Identifiers
- Organism: Drosophila melanogaster
- Symbol: sev
- UniProt: P13368

Search for
- Structures: Swiss-model
- Domains: InterPro

= Sevenless =

Gene in Drosophila eye development

Sevenless (sev) is a gene in the fruit fly Drosophila melanogaster that encodes a receptor tyrosine kinase protein essential to the development of the R7 photoreceptor cells in the Drosophila embryonic eye. The Drosophila ommatidium contains 8 distinct retinula or R cells, each of which has a different spectral sensitivity. The R7 photo receptor, located in each of several ommatidia in the fly's compound eye, is used to detect ultraviolet light. The R8 photoreceptor contains an activator of the RTK (receptor tyrosine kinase) for on a precursor R7 cell, called the bride of sevenless (BOSS).

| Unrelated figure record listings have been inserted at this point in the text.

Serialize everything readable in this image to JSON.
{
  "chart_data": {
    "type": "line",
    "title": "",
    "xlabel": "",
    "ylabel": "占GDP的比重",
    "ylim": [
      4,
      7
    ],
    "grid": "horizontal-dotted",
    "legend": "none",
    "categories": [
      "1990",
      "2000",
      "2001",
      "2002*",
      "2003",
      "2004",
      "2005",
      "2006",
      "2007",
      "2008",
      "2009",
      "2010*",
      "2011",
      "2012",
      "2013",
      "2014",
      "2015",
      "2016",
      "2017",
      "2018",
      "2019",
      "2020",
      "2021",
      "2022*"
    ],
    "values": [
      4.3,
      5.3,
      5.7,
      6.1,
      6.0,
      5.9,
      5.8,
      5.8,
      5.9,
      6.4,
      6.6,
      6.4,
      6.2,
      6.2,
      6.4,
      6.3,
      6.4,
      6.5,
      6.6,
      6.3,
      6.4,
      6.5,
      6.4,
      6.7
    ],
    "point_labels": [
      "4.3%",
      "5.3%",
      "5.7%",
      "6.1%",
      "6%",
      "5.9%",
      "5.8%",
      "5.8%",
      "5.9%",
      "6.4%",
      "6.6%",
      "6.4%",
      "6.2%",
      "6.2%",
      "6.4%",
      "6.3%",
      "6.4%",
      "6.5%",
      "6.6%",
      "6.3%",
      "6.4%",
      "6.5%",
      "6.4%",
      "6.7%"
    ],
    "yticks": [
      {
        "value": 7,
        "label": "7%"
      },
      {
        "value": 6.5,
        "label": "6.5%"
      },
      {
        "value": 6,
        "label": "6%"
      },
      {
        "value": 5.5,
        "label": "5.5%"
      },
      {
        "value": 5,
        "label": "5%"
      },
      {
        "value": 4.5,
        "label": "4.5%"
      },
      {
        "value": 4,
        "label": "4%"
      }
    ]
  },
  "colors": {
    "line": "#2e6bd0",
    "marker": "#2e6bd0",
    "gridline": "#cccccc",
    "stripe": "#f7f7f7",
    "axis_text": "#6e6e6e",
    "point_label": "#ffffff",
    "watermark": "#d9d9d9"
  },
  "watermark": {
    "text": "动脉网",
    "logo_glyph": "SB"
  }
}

The binding of BOSS to sevenless stimulates a complex series of reactions involving the RTK (sevenless), MAP kinases, Ras and many more molecules to differentiate that precursor R7 photo receptor to a fully functional R7 photo receptor that can see UV light. Much of this knowledge was gained by examining flies with a mutant sevenless which still produced a fully functional R7 photoreceptor when a dominant Ras was injected into the mutant R7 precursor.